Barry Goldwater, R.I.P.
Jude Wanniski
June 1, 1998

 

Memo To: Mark Shields
From: Jude Wanniski
Re: Goldwater’s legacy

I was happy to see you bring a realistic note to the Goldwater eulogy on the Jim Lehrer "NewsHour" on Friday, the day of the Arizona Republican’s death at age 89. The others in the group -- Paul Gigot, Michael Beschloss, Haynes Johnson and Doris Kearns Goodwin -- all made the mistake of saying that Goldwater lived to see the fruits of what he had started. At least you had the good sense to note the difference between Goldwater, the eternal pessimist, and Ronald Reagan, the eternal optimist. Goldwater was a good and honorable man and a decent United States Senator. But his disastrous defeat in 1964 was really the end of something, not the beginning. He taught the conservative ideologues who worshiped him how easy it was to lose big time by being a man of unbending principle. One of his unbending principles at the time was his commitment to a balanced budget, which led him to oppose the Kennedy tax cuts that passed the Congress early in 1964 without significant Republican support. He also took time in 1964 to speak and vote against the Civil Rights Act that ended official apartheid south of the Mason-Dixon line. And you also remember he palled around with General Curtis LeMay, who talked about dropping the Big One on Hanoi. Again, Mark, I’m glad you noted the Reagan tax cuts -- patterned after JFK’s -- as part and parcel of his optimism about the future.

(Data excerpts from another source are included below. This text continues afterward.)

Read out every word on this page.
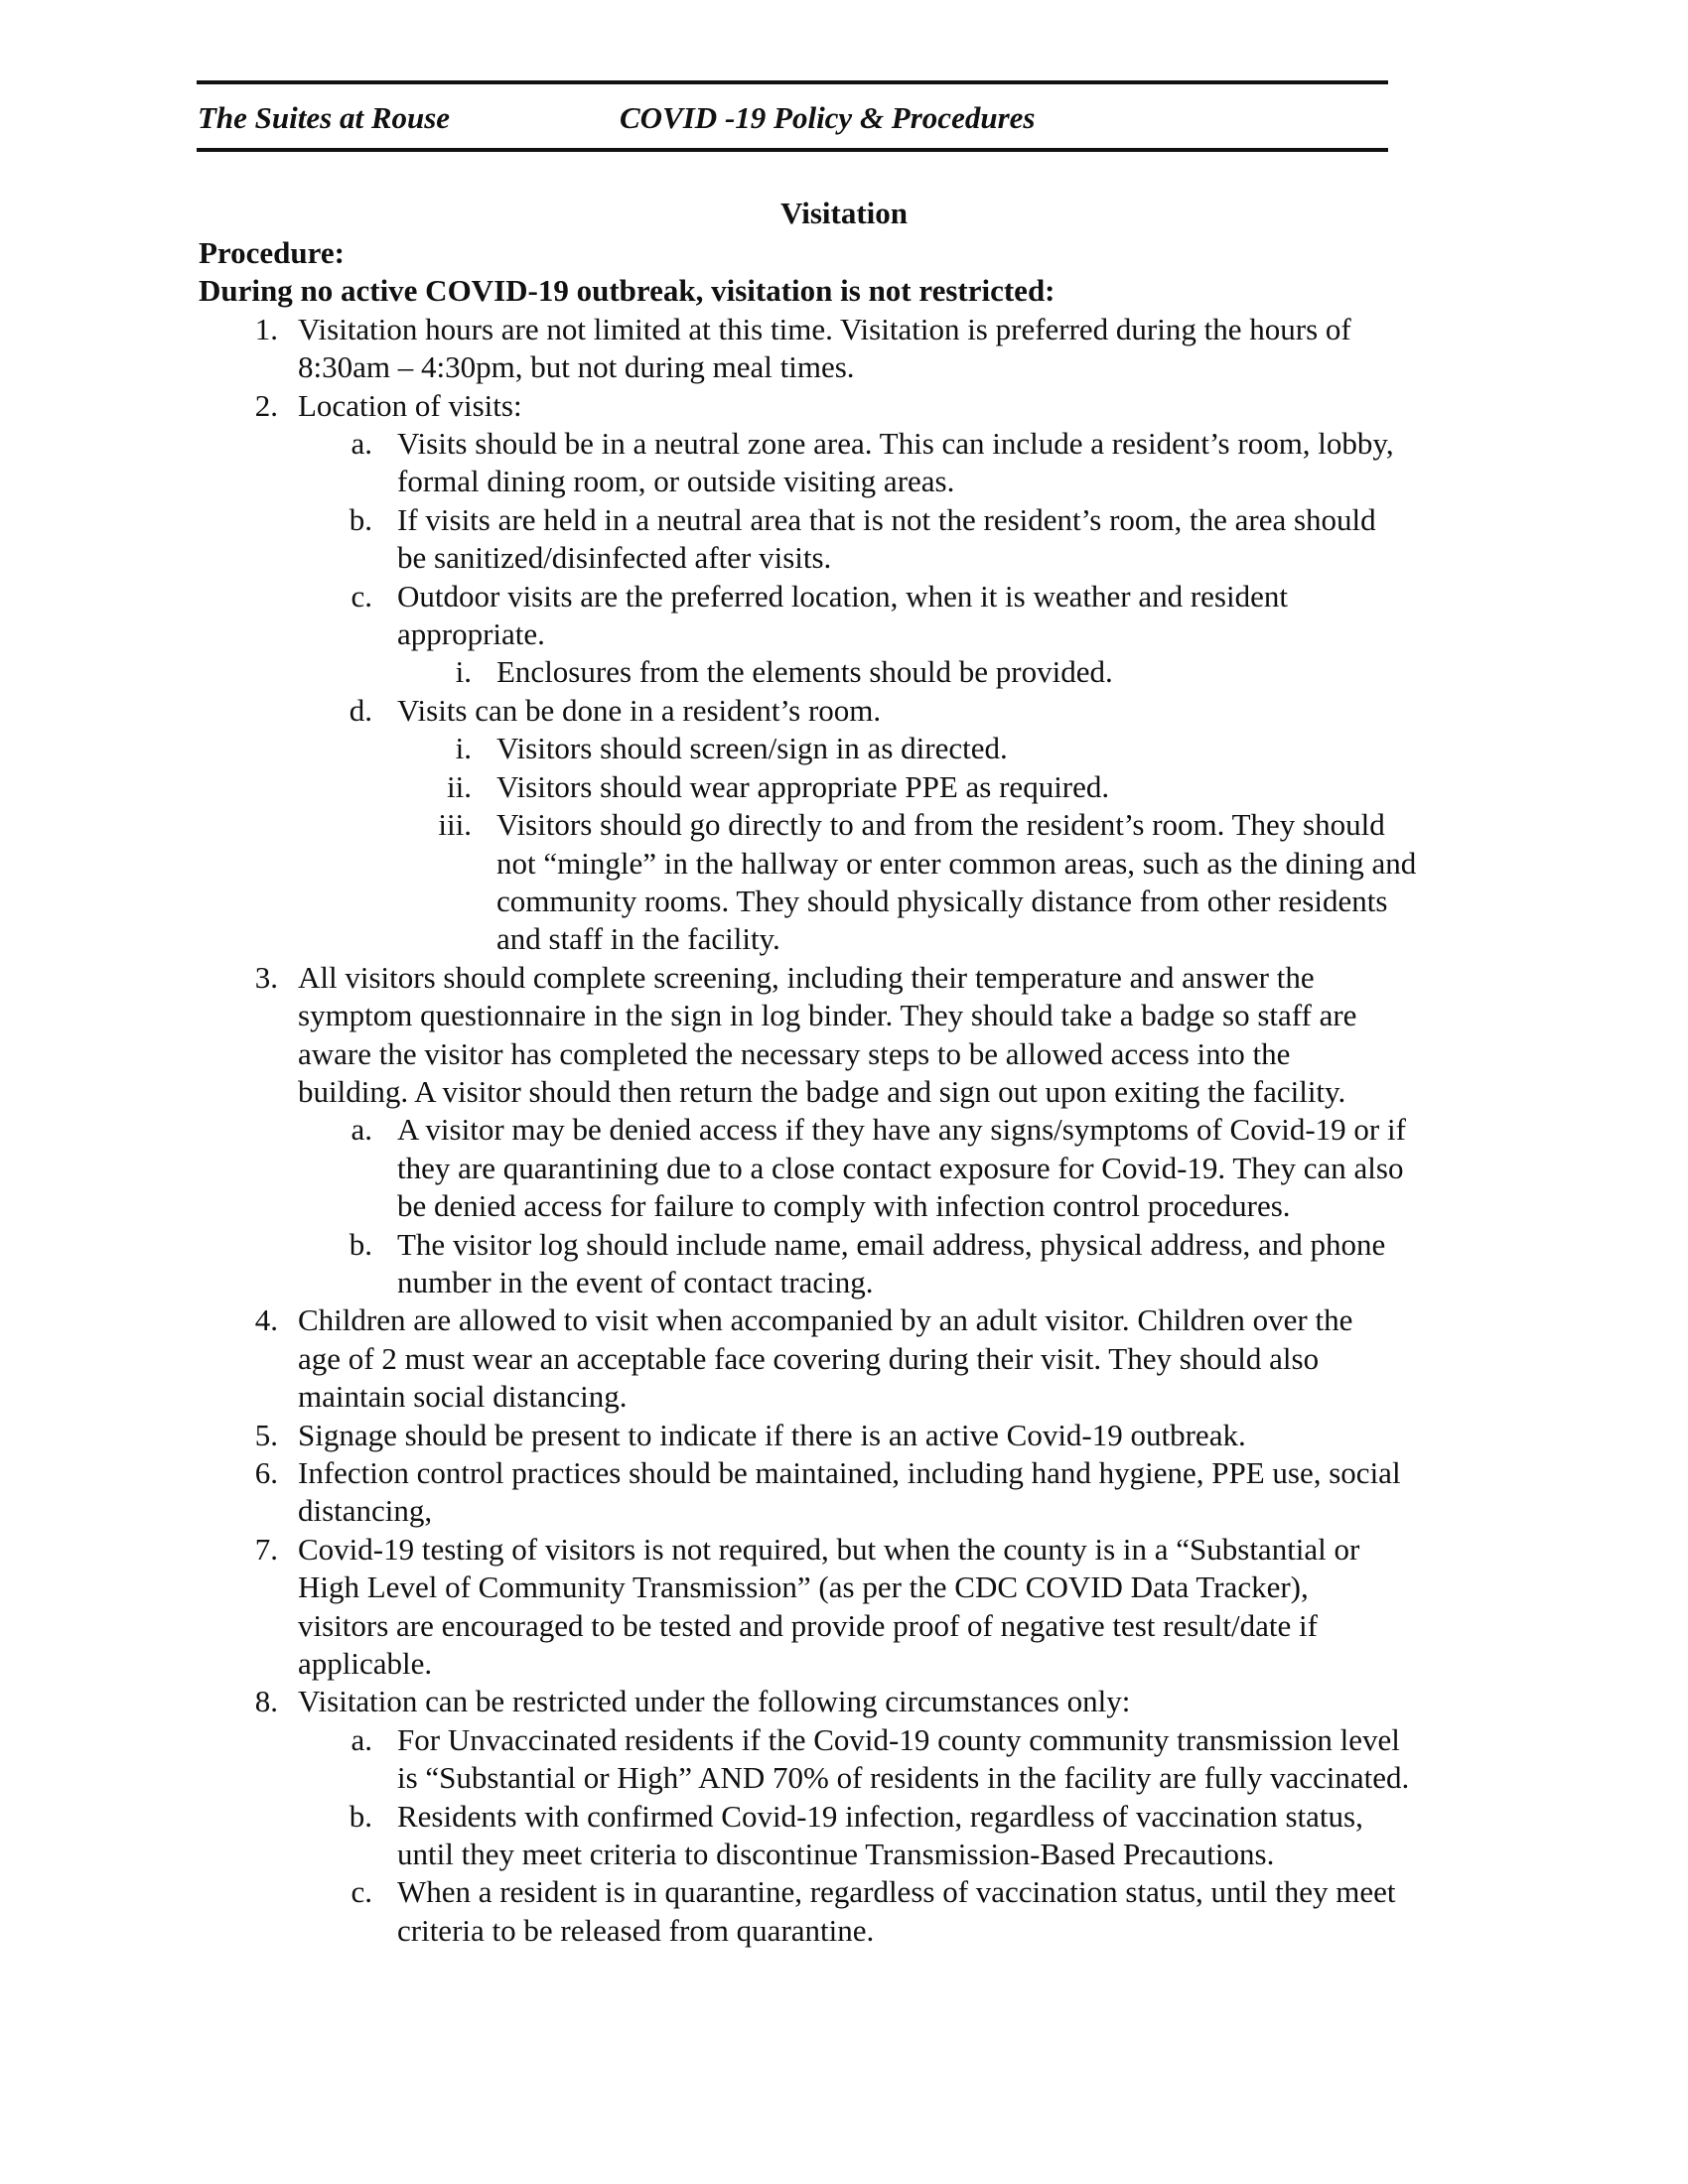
The Suites at Rouse	COVID -19 Policy & Procedures
Visitation
Procedure:
During no active COVID-19 outbreak, visitation is not restricted:
1. Visitation hours are not limited at this time. Visitation is preferred during the hours of
8:30am – 4:30pm, but not during meal times.
2. Location of visits:
a. Visits should be in a neutral zone area. This can include a resident’s room, lobby,
formal dining room, or outside visiting areas.
b. If visits are held in a neutral area that is not the resident’s room, the area should
be sanitized/disinfected after visits.
c. Outdoor visits are the preferred location, when it is weather and resident
appropriate.
i. Enclosures from the elements should be provided.
d. Visits can be done in a resident’s room.
i. Visitors should screen/sign in as directed.
ii. Visitors should wear appropriate PPE as required.
iii. Visitors should go directly to and from the resident’s room. They should
not “mingle” in the hallway or enter common areas, such as the dining and
community rooms. They should physically distance from other residents
and staff in the facility.
3. All visitors should complete screening, including their temperature and answer the
symptom questionnaire in the sign in log binder. They should take a badge so staff are
aware the visitor has completed the necessary steps to be allowed access into the
building. A visitor should then return the badge and sign out upon exiting the facility.
a. A visitor may be denied access if they have any signs/symptoms of Covid-19 or if
they are quarantining due to a close contact exposure for Covid-19. They can also
be denied access for failure to comply with infection control procedures.
b. The visitor log should include name, email address, physical address, and phone
number in the event of contact tracing.
4. Children are allowed to visit when accompanied by an adult visitor. Children over the
age of 2 must wear an acceptable face covering during their visit. They should also
maintain social distancing.
5. Signage should be present to indicate if there is an active Covid-19 outbreak.
6. Infection control practices should be maintained, including hand hygiene, PPE use, social
distancing,
7. Covid-19 testing of visitors is not required, but when the county is in a “Substantial or
High Level of Community Transmission” (as per the CDC COVID Data Tracker),
visitors are encouraged to be tested and provide proof of negative test result/date if
applicable.
8. Visitation can be restricted under the following circumstances only:
a. For Unvaccinated residents if the Covid-19 county community transmission level
is “Substantial or High” AND 70% of residents in the facility are fully vaccinated.
b. Residents with confirmed Covid-19 infection, regardless of vaccination status,
until they meet criteria to discontinue Transmission-Based Precautions.
c. When a resident is in quarantine, regardless of vaccination status, until they meet
criteria to be released from quarantine.
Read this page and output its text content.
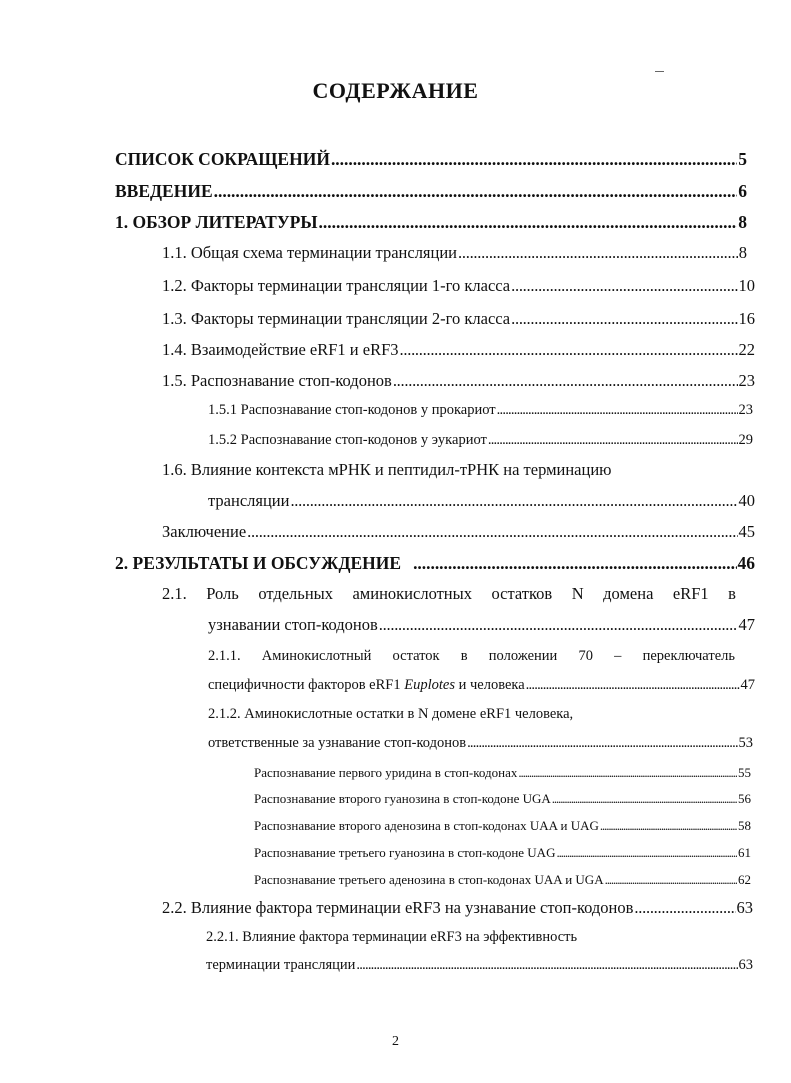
СОДЕРЖАНИЕ
СПИСОК СОКРАЩЕНИЙ . . .	5
ВВЕДЕНИЕ . . .	6
1. ОБЗОР ЛИТЕРАТУРЫ . . .	8
1.1. Общая схема терминации трансляции . . .	8
1.2. Факторы терминации трансляции 1-го класса . . .	10
1.3. Факторы терминации трансляции 2-го класса . . .	16
1.4. Взаимодействие eRF1 и eRF3 . . .	22
1.5. Распознавание стоп-кодонов . . .	23
1.5.1 Распознавание стоп-кодонов у прокариот . . .	23
1.5.2 Распознавание стоп-кодонов у эукариот . . .	29
1.6. Влияние контекста мРНК и пептидил-тРНК на терминацию
трансляции . . .	40
Заключение . . .	45
2. РЕЗУЛЬТАТЫ И ОБСУЖДЕНИЕ . . .	46
2.1. Роль отдельных аминокислотных остатков N домена eRF1 в
узнавании стоп-кодонов . . .	47
2.1.1. Аминокислотный остаток в положении 70 – переключатель
специфичности факторов eRF1 Euplotes и человека . . .	47
2.1.2. Аминокислотные остатки в N домене eRF1 человека,
ответственные за узнавание стоп-кодонов . . .	53
Распознавание первого уридина в стоп-кодонах . . .	55
Распознавание второго гуанозина в стоп-кодоне UGA . . .	56
Распознавание второго аденозина в стоп-кодонах UAA и UAG . . .	58
Распознавание третьего гуанозина в стоп-кодоне UAG . . .	61
Распознавание третьего аденозина в стоп-кодонах UAA и UGA . . .	62
2.2. Влияние фактора терминации eRF3 на узнавание стоп-кодонов . . .	63
2.2.1. Влияние фактора терминации eRF3 на эффективность
терминации трансляции . . .	63
2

Republicans owe a debt of gratitude to Goldwater because they had to get his kind of kamikaze candidacy out of their system. We seem to forget that in 1965, it was younger moderates in the GOP who took control from the old buzzards, with men like Gerald Ford, Donald Rumsfeld, and Melvin Laird coming to the fore and preparing the way for Richard Nixon in 1968. With a bit more trial and error, Republicans found Reagan in 1980 and if they can stay off the Goldwater track that continually tempts them, in 2000 they may be smart enough to win the White House and the Congress for the first time since 1952.

Although I voted for LBJ in 1964, I did admire Goldwater for his honesty, shooting straight with the voters so they could easily tell they wanted no part of him as President. Extremism in the pursuit of liberty is no vice, moderation in the pursuit of justice is no virtue. The words brought the GOP conventioneers in San Francisco to their feet, but sent the rest of the nation reeling. We all know there is a place for extremists in both parties, but not in the Oval Office. There, we want moderation in the pursuit of just about everything.